There is very little of the humanitarian happening there. Most of us with any sense of decency probably reached the tipping point this past week when trucks supplying aid were surrounded by mobs of starving Palestinians, 100 of whom died from gunfire. The Israeli army claims it did not fire on the mob who swarmed the trucks, and it provided video proof. But the video was edited, and after one of the gaps, many dead bodies suddenly appeared in the street. Gaza claims these dead were victims of Israeli gunfire, but they might just as easily have been victims of desperate and starving Gazans with guns. Confounding the situation even further is the fact that the Israelis seem to have had a hand in arranging for the aid to be delivered. But beyond providing a modicum of relief, Israel has no clear plan on what to do with the remains of that city, and it is that kind of leadership vacuum that can only lead to further mayhem.

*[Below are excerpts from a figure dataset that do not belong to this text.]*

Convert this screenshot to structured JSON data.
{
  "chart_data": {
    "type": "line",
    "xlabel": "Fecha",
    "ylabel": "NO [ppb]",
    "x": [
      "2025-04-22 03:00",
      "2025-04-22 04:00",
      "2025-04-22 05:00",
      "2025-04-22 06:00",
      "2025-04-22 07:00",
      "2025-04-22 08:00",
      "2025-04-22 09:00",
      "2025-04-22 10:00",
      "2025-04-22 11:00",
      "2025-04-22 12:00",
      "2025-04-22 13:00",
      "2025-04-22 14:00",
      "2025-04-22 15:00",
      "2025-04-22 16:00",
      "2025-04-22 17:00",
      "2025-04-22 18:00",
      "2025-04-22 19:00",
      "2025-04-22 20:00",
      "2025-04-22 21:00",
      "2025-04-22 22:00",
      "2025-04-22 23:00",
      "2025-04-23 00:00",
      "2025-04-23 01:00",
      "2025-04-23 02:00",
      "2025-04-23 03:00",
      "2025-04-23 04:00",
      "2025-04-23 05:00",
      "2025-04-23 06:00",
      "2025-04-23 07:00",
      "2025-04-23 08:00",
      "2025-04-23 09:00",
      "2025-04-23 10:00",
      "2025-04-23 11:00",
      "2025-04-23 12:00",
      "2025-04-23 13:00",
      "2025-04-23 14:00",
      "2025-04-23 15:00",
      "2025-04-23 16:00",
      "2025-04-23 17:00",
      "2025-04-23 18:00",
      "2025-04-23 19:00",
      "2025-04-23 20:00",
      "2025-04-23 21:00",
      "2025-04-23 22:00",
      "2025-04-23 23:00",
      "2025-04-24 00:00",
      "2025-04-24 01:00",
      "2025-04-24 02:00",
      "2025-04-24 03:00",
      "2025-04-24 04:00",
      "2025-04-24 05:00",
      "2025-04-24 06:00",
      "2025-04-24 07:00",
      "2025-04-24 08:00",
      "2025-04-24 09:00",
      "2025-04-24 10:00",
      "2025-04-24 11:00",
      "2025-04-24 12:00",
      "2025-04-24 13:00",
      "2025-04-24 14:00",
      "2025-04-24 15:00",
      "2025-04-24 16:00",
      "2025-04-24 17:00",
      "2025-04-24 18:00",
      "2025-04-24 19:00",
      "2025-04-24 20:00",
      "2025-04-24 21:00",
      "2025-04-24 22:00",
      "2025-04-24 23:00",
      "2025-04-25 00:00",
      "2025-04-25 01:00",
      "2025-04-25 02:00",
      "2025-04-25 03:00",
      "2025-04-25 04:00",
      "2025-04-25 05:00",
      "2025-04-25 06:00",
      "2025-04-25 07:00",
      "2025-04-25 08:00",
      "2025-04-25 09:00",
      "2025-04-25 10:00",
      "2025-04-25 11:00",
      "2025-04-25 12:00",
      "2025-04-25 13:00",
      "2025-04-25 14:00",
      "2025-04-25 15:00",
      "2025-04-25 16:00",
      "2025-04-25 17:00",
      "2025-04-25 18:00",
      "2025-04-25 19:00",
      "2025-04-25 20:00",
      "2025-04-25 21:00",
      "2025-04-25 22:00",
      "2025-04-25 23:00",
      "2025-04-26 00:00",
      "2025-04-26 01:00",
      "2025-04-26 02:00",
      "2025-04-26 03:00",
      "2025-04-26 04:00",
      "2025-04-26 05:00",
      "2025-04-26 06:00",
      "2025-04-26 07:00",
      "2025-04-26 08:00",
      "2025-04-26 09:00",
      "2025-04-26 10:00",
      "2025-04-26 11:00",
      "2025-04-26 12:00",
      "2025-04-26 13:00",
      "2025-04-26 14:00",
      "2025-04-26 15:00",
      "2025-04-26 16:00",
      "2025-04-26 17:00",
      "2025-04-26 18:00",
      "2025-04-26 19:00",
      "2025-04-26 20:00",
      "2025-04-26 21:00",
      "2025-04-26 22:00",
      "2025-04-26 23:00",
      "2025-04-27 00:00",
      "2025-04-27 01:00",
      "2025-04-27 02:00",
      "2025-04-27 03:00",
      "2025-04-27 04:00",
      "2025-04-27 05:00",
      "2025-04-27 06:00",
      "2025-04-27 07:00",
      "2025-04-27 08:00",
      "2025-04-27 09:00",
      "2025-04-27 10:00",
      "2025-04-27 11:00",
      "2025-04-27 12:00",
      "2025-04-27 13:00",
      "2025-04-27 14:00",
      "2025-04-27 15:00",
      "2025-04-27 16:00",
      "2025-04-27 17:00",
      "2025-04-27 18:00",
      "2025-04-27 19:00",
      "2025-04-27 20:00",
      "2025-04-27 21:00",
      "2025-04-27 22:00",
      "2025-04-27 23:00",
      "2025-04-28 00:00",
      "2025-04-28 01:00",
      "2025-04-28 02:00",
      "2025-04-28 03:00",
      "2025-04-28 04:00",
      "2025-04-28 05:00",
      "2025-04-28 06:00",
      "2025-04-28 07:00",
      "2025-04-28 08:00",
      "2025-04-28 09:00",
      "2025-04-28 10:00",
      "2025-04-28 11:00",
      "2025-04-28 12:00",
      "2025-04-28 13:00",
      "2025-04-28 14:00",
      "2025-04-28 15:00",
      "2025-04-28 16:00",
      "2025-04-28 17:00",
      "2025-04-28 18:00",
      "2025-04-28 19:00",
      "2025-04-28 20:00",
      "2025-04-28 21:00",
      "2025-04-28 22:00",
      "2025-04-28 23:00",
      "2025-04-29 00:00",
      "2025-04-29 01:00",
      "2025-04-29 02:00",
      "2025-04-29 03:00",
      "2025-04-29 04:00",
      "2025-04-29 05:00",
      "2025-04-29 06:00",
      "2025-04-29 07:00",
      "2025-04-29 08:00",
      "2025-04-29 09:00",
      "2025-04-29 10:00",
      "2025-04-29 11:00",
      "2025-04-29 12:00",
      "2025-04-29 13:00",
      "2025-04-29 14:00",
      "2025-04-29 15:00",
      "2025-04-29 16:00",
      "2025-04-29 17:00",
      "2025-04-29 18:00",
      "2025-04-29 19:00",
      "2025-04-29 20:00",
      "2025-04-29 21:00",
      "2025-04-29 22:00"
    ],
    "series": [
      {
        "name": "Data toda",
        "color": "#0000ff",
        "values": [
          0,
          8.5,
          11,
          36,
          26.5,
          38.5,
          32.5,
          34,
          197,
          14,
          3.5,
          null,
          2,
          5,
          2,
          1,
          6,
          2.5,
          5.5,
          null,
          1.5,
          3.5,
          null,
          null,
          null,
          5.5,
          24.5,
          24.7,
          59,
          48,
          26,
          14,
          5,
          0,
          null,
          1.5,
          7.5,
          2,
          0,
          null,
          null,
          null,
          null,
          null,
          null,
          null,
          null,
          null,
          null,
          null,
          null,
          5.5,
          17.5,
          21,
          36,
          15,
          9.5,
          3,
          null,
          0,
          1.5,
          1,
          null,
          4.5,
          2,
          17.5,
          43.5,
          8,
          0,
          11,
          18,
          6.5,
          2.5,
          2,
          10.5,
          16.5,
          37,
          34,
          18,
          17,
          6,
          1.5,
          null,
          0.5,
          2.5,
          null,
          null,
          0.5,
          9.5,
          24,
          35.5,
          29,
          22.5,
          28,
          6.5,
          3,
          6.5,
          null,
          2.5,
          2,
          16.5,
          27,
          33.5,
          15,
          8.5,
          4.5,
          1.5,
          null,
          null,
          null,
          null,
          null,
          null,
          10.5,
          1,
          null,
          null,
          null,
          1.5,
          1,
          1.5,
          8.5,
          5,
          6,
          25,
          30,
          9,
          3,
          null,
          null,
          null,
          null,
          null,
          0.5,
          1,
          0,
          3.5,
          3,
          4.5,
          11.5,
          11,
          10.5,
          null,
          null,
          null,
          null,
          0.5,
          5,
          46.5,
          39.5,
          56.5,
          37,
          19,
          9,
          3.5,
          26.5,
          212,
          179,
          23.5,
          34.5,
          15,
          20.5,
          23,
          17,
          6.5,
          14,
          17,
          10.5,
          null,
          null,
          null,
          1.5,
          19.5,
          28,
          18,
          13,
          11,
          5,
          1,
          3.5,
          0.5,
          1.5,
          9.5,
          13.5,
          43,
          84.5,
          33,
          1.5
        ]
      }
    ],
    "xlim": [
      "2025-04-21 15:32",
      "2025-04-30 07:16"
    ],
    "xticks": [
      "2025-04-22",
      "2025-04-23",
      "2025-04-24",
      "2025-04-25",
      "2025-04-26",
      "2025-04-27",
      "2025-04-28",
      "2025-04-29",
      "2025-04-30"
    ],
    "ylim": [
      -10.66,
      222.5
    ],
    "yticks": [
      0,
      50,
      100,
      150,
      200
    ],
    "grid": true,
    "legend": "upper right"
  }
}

The fog of war has seldom been this foggy, especially since it is all being recorded, but the larger problem remains the inability of civilized nations to put an end to the slaughter of innocents. 


We can argue over motives, we can cite revenge for October 7, we can allude to the need to destroy the tunnel system under Gaza, we can argue that the policies of Netanyahu have enflamed the Palestinians who had no alternative but to support Hamas, and we can simply chalk it up to centuries of religious hatred and warfare. But none of those excuses ends the bloodshed. And although it's almost amusing to implore the Israelis and the Arabs to behave in a more Christian manner—Christianity has had its moments in the darkness also—the definition of Christian that thinkers like Emerson used, encompassing goodness, civility, compassion, and kindness, might be a noble objective.


History books are not kind to brutality, and its exploiters—Pol Pot, Stalin, and others—have become the pariahs of humankind. Even after the passage of a century, we can hardly hear the word Armenian without remembering the genocide that killed over half a million people of that ethnicity. Maybe a hundred years from now, Gaza will engender the same ignominy and shame. The future is difficult to predict anywhere, especially in the Middle East, but we can safely say this: neither side will escape this calamity with anything resembling glory.


And neither will we, the witnesses, who allowed it to continue.